As you likely identified, we have a list of lists forming the 'data'. In order to make sense of that list of lists, we need to find the meaning of each index, i.e. the names of the columns.

Identify the Column Names

Look through the metadata to find the names of the columns, and assign that variable to column_names. This should be a list of strings. (If you just get the values associated with the 'columns' key, you will have a list of dictionaries, not a list of strings.)

# Your code here (add additional cells as needed)

The following code checks that you have the correct column names:

# Run this cell without changes

# 42 total columns
assert len(column_names) == 42

# Each name should be a string, not a dict
assert type(column_names[0]) == str and type(column_names[-1]) == str

# Check that we have some specific strings
assert "DataValue" in column_names
assert "LocationDesc" in column_names
assert "Question" in column_names
assert "StratificationCategoryID1" in column_names
assert "DataValueTypeID" in column_names

Filter Rows Based on Columns

Recall that we only want to include records where:

  • The 'Question' is 'Current asthma prevalence among adults aged >= 18 years'
  • The 'StratificationCategoryID1' is 'OVERALL'
  • The 'DataValueTypeID' is 'CRDPREV'
  • The 'LocationDesc' is not 'United States'

Combining knowledge of the data and metadata, filter out the rows of data that are not relevant.

(You may find the pandas library useful here.)

# Your code here (add additional cells as needed)

You should have 54 records after filtering.

Extract the Attributes Required for Plotting

For each record, the only information we actually need for the graph is the 'DataValue' and 'LocationDesc'. Create a list of records that only contains these two attributes.

Also, make sure that the data values are numbers, not strings.

# Your code here (create additional cells as needed)

Find Top 10 States

Sort by 'DataValue' and limit to the first 10 records.

# Your code here (add additional cells as needed)
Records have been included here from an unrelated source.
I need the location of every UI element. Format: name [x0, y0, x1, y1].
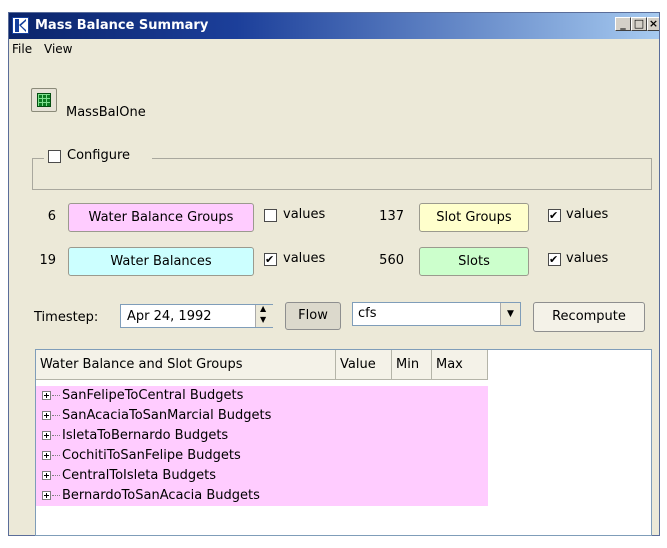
expand-icon[interactable]: [42, 411, 51, 420]
configure-checkbox[interactable]: [48, 150, 61, 163]
configure-label: Configure: [67, 148, 131, 163]
row-label: BernardoToSanAcacia Budgets: [62, 488, 260, 503]
water-balance-groups-button[interactable]: Water Balance Groups: [68, 203, 254, 232]
table-row[interactable]: SanFelipeToCentral Budgets: [36, 386, 488, 406]
expand-icon[interactable]: [42, 471, 51, 480]
flow-button[interactable]: Flow: [285, 302, 341, 330]
water-balances-count: 19: [39, 253, 56, 268]
table-row[interactable]: IsletaToBernardo Budgets: [36, 426, 488, 446]
mass-balance-name: MassBalOne: [66, 105, 146, 120]
window-title: Mass Balance Summary: [35, 18, 209, 33]
row-label: IsletaToBernardo Budgets: [62, 428, 229, 443]
spreadsheet-icon: [37, 93, 51, 107]
timestep-label: Timestep:: [34, 310, 99, 325]
table-row[interactable]: CentralToIsleta Budgets: [36, 466, 488, 486]
water-balance-groups-count: 6: [47, 209, 56, 224]
menu-bar: File View: [9, 39, 659, 59]
slot-groups-button[interactable]: Slot Groups: [419, 203, 529, 232]
title-bar[interactable]: Mass Balance Summary _ □ ×: [9, 13, 659, 39]
units-select[interactable]: cfs ▼: [352, 302, 521, 326]
row-label: CentralToIsleta Budgets: [62, 468, 216, 483]
slot-groups-count: 137: [379, 209, 404, 224]
slots-button[interactable]: Slots: [419, 247, 529, 276]
expand-icon[interactable]: [42, 431, 51, 440]
table-row[interactable]: SanAcaciaToSanMarcial Budgets: [36, 406, 488, 426]
spin-down-icon[interactable]: ▼: [260, 315, 266, 324]
tree-line: [52, 495, 60, 496]
timestep-field[interactable]: Apr 24, 1992 ▲ ▼: [120, 304, 273, 328]
column-header-min[interactable]: Min: [392, 350, 432, 380]
timestep-value: Apr 24, 1992: [127, 309, 212, 324]
minimize-button[interactable]: _: [615, 17, 631, 31]
water-balances-button[interactable]: Water Balances: [68, 247, 254, 276]
menu-file[interactable]: File: [12, 42, 32, 56]
expand-icon[interactable]: [42, 391, 51, 400]
tree-line: [52, 455, 60, 456]
column-header-groups[interactable]: Water Balance and Slot Groups: [36, 350, 336, 380]
row-label: SanAcaciaToSanMarcial Budgets: [62, 408, 272, 423]
units-value: cfs: [358, 306, 377, 321]
water-balance-groups-values-checkbox[interactable]: [264, 209, 277, 222]
maximize-button[interactable]: □: [631, 17, 647, 31]
water-balance-groups-values-label: values: [283, 207, 326, 222]
chevron-down-icon[interactable]: ▼: [500, 303, 520, 325]
spin-up-icon[interactable]: ▲: [260, 304, 266, 313]
close-button[interactable]: ×: [647, 17, 659, 31]
slot-groups-values-label: values: [566, 207, 609, 222]
menu-view[interactable]: View: [44, 42, 72, 56]
row-label: SanFelipeToCentral Budgets: [62, 388, 244, 403]
timestep-spinner[interactable]: ▲ ▼: [255, 304, 273, 327]
row-label: CochitiToSanFelipe Budgets: [62, 448, 241, 463]
expand-icon[interactable]: [42, 491, 51, 500]
column-header-max[interactable]: Max: [432, 350, 488, 380]
slots-values-label: values: [566, 251, 609, 266]
slots-count: 560: [379, 253, 404, 268]
tree-line: [52, 435, 60, 436]
water-balances-values-label: values: [283, 251, 326, 266]
slots-values-checkbox[interactable]: [548, 253, 561, 266]
tree-line: [52, 395, 60, 396]
table-row[interactable]: BernardoToSanAcacia Budgets: [36, 486, 488, 506]
groups-table: Water Balance and Slot Groups Value Min …: [35, 349, 652, 536]
riverware-logo-icon: [12, 17, 29, 34]
water-balances-values-checkbox[interactable]: [264, 253, 277, 266]
expand-icon[interactable]: [42, 451, 51, 460]
table-row[interactable]: CochitiToSanFelipe Budgets: [36, 446, 488, 466]
tree-line: [52, 475, 60, 476]
recompute-button[interactable]: Recompute: [533, 302, 645, 332]
column-header-value[interactable]: Value: [336, 350, 392, 380]
tree-line: [52, 415, 60, 416]
slot-groups-values-checkbox[interactable]: [548, 209, 561, 222]
mass-balance-calc-button[interactable]: [31, 88, 57, 112]
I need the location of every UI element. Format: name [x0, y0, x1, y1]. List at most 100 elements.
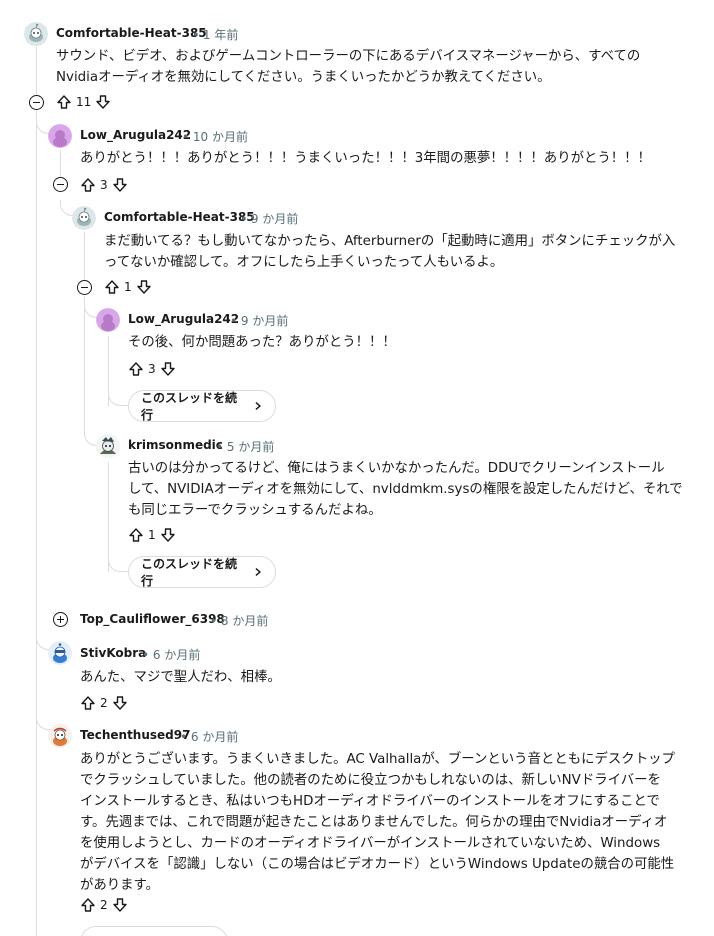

Separate the Names and Values for Plotting

Assign the names of the top 10 states to a list-like variable names, and the associated values to a list-like variable values. Then the plotting code below should work correctly to make the desired bar graph.

# Replace None with appropriate code

names = None
values = None
# Run this cell without changes

import matplotlib.pyplot as plt
fig, ax = plt.subplots()

ax.barh(names[::-1], values[::-1]) # Values inverted so highest is at top
ax.set_title('Adult Asthma Rates by State in 2016')
ax.set_xlabel('Percent 18+ with Asthma');

Summary

In this lab you got some extended practice exploring the structure of JSON files and visualizing data.